Step Inside the world's Deadly Poison Garden in England

The Poison Garden at England’s Alnwick Garden is beautiful—and filled with plants that can kill you.

Agarden in England’s Northumberland is termed as the world’s “deadliest” garden. It is a small part of The Alnwick Garden. Commonly known as The Poison Garden, the world’s deadliest garden got its name after becoming home to more than 100 varieties of toxic and narcotic plants. 

As per a recent BBC report, the garden came up in 2005 after it was envisioned by the Dutchess of Northumberland, Jane Percy. This is after the Dutchess reportedly hired a notable landscape architect of the French Tuileries, Jacques Wirtz to give an unconventional transformation to the Christmas tree-laden stretch.

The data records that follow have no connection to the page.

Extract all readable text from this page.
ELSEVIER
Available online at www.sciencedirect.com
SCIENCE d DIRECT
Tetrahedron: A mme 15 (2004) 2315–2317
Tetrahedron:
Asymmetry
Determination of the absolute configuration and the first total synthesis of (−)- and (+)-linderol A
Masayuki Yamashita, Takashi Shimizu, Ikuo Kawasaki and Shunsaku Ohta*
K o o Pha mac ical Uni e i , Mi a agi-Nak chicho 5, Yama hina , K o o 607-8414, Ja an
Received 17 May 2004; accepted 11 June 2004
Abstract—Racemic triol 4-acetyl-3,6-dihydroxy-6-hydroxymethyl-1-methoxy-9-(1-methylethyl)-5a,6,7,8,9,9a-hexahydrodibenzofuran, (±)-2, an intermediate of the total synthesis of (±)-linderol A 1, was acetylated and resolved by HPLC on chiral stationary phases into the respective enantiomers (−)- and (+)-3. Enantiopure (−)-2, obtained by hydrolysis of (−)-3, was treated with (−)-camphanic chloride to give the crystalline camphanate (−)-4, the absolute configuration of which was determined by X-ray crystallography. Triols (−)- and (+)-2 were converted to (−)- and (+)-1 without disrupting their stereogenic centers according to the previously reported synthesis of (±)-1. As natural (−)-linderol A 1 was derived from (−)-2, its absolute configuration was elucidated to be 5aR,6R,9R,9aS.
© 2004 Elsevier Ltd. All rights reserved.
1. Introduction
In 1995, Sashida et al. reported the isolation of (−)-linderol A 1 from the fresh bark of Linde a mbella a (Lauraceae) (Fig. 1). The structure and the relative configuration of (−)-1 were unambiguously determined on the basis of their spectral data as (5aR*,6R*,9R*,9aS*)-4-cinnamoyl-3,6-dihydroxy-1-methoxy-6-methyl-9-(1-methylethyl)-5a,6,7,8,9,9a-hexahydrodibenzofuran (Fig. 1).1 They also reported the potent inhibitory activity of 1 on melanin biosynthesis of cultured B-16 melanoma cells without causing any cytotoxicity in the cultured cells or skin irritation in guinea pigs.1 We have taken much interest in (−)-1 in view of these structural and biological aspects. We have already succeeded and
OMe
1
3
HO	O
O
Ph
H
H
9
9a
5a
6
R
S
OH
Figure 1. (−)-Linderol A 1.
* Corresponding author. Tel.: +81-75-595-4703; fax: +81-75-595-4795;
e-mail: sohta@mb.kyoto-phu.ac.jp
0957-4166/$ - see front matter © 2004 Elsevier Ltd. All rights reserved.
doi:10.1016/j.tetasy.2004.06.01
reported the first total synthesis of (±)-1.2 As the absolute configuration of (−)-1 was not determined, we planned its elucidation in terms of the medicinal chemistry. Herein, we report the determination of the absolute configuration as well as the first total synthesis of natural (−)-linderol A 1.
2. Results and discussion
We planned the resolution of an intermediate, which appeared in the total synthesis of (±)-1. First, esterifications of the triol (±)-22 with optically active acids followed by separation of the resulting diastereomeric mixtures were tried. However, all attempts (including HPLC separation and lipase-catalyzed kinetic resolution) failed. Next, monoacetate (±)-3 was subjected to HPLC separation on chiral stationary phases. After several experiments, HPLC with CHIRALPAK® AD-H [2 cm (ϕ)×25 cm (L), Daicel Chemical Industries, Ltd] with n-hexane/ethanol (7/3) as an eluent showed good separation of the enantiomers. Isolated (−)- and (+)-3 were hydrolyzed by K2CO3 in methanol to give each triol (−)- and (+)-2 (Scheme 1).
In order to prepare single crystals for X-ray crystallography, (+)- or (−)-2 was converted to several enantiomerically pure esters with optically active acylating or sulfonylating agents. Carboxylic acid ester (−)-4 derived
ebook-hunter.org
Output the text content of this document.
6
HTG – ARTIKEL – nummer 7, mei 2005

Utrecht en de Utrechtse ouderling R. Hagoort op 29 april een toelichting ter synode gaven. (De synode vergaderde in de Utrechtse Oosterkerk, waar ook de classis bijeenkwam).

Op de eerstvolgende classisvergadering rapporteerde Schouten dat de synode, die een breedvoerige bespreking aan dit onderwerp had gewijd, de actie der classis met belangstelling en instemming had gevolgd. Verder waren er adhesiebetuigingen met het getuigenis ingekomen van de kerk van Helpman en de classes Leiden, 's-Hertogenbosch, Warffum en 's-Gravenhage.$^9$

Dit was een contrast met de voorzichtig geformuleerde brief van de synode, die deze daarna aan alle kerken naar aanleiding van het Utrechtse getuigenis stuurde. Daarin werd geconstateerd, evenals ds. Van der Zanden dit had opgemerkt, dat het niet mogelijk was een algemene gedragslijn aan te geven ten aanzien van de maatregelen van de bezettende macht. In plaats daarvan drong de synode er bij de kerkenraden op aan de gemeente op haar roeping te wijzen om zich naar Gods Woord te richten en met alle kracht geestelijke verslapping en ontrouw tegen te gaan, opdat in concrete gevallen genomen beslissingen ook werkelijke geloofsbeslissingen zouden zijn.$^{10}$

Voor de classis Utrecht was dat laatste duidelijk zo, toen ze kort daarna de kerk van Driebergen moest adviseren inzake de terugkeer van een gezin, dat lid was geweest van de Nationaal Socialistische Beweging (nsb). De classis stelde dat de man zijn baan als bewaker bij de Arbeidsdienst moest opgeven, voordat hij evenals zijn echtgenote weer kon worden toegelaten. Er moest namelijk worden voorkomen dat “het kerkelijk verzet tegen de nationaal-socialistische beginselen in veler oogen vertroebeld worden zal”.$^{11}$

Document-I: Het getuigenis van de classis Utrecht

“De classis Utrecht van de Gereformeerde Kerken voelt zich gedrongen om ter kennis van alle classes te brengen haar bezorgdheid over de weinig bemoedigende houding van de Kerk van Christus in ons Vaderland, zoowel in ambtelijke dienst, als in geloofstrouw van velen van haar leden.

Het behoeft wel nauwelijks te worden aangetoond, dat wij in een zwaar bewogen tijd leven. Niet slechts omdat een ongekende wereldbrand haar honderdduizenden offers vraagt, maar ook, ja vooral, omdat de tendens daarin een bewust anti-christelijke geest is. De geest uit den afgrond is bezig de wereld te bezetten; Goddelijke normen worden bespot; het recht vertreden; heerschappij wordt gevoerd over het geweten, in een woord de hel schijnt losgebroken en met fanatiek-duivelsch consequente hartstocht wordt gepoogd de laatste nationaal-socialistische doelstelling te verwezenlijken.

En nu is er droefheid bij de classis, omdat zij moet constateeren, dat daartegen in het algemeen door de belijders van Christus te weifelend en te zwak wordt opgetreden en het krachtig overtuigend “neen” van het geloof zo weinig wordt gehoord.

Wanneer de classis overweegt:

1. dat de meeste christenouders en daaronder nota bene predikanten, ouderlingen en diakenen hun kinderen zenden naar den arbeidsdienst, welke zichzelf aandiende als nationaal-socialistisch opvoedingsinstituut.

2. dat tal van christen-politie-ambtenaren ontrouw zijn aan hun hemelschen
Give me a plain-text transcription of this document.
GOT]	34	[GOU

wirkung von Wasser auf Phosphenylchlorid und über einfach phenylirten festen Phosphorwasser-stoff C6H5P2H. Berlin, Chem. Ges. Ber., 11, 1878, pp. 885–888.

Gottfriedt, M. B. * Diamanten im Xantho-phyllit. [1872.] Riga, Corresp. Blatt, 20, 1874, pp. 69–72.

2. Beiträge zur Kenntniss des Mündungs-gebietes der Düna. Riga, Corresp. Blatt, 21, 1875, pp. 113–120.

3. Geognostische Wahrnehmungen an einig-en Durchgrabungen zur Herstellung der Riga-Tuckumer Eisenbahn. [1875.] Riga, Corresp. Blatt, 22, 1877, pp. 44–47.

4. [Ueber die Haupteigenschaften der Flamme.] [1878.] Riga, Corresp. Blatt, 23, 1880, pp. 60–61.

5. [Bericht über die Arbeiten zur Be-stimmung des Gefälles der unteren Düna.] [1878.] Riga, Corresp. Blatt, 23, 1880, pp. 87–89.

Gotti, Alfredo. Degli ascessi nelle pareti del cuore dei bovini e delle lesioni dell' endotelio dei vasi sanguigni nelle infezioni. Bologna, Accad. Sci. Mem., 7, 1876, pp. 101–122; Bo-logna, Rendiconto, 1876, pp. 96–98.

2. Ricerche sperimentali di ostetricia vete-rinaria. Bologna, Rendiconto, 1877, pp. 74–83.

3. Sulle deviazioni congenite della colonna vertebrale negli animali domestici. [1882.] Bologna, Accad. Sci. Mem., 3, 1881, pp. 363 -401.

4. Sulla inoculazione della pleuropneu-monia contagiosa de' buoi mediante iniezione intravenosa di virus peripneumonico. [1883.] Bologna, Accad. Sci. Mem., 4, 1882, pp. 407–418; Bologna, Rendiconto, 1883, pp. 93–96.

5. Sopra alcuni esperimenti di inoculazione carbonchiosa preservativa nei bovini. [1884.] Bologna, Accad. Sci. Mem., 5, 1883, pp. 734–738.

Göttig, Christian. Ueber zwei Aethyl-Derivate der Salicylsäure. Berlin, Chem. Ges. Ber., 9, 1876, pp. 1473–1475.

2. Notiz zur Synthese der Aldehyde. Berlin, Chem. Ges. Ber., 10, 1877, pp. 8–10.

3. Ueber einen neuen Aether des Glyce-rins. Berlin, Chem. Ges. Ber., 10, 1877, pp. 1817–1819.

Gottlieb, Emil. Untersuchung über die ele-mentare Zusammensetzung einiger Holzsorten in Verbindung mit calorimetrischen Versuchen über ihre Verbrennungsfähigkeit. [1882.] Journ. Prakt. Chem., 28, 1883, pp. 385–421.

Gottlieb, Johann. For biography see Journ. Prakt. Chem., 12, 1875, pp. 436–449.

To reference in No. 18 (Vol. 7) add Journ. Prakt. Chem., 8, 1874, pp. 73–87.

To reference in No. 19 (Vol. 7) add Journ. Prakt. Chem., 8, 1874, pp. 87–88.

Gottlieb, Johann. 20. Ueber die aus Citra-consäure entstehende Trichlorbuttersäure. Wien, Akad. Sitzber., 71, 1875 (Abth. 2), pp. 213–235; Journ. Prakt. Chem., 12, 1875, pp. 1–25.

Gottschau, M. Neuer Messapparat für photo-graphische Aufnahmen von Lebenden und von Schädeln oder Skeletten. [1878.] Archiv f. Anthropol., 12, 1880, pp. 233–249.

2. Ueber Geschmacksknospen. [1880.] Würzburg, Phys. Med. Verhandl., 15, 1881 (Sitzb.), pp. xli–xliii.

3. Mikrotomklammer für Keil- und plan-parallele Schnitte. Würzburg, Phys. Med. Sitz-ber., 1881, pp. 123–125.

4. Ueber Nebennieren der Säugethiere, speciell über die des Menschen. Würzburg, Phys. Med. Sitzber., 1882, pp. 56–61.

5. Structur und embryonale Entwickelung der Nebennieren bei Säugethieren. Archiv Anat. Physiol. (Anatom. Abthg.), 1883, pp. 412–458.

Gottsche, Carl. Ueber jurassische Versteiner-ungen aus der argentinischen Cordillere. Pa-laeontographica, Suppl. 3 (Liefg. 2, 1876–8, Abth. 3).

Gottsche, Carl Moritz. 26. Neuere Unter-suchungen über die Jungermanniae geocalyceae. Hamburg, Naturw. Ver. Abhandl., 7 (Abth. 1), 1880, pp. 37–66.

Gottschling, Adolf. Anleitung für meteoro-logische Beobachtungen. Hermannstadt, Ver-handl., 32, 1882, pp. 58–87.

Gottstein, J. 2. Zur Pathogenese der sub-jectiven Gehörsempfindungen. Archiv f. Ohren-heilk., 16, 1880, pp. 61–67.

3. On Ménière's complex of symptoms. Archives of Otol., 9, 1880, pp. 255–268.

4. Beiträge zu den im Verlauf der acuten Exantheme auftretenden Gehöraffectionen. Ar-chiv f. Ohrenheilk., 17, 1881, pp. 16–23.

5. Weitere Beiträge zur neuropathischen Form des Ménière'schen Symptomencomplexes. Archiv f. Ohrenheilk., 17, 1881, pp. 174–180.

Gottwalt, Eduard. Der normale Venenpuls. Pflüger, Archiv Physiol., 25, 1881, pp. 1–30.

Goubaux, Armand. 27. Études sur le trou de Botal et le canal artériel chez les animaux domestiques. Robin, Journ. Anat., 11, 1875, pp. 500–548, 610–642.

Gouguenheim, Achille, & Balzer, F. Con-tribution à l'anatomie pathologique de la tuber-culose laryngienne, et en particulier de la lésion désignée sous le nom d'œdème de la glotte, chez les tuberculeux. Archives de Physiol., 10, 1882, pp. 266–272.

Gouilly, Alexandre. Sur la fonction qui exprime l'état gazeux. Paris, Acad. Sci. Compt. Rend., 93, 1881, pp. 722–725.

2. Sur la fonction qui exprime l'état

Because of the plants' dangerous qualities, visitors to the Poison Garden are prohibited from smelling, touching or tasting any of them. Still, even with guidelines in place, visitors can fall victim to the plants. This past summer, seven people reportedly fainted from inhaling toxic fumes while walking through the garden. "People think we're being overdramatic when we talk about [not smelling the plants], but I've seen the health and safety reports," the duchess says.

As part of the Poison Garden's educational mission, the duchess grows a variety of drugs, from cannabis to cocaine (derived from the leaves of the coca plant), which she and garden guides use as a jumping-off point for drug education. "It's a way of educating children without having them realize they're being educated," she says.

Other poisonous plants might be less well-known to visitors, but are no less potent. One of the duchess's favorite plants is Brugmansia, or angel's trumpet, a member of the Solanaceae family (which includes deadly nightshade) that grows in the wild in South America. "It's an amazing aphrodisiac before it kills you," she says, explaining that Victorian ladies would often keep a flower from the plant on their card tables and add small amounts of its pollen to their tea to incite an LSD-like trip. "[Angel's trumpet] is an amazing way to die because it's quite pain-free," the duchess says. "A great killer is usually an incredible aphrodisiac."

Whether a plant kills with pleasure or with pain, visitors can count on walking away from the Poison Garden with an entertaining anecdote. "Most plants that kill are quite interesting," says the duchess.

Despite being poisonous, several plants in the garden are reportedly used in curing some of the most untreatable illnesses. Like the yew tree that is well known for its poison called taxine, which is powerful enough to kill someone in a matter of 20 minutes. However, rarely you have been informed that it also produces taxol, which is a medicine and is extremely helpful in treating breast cancer.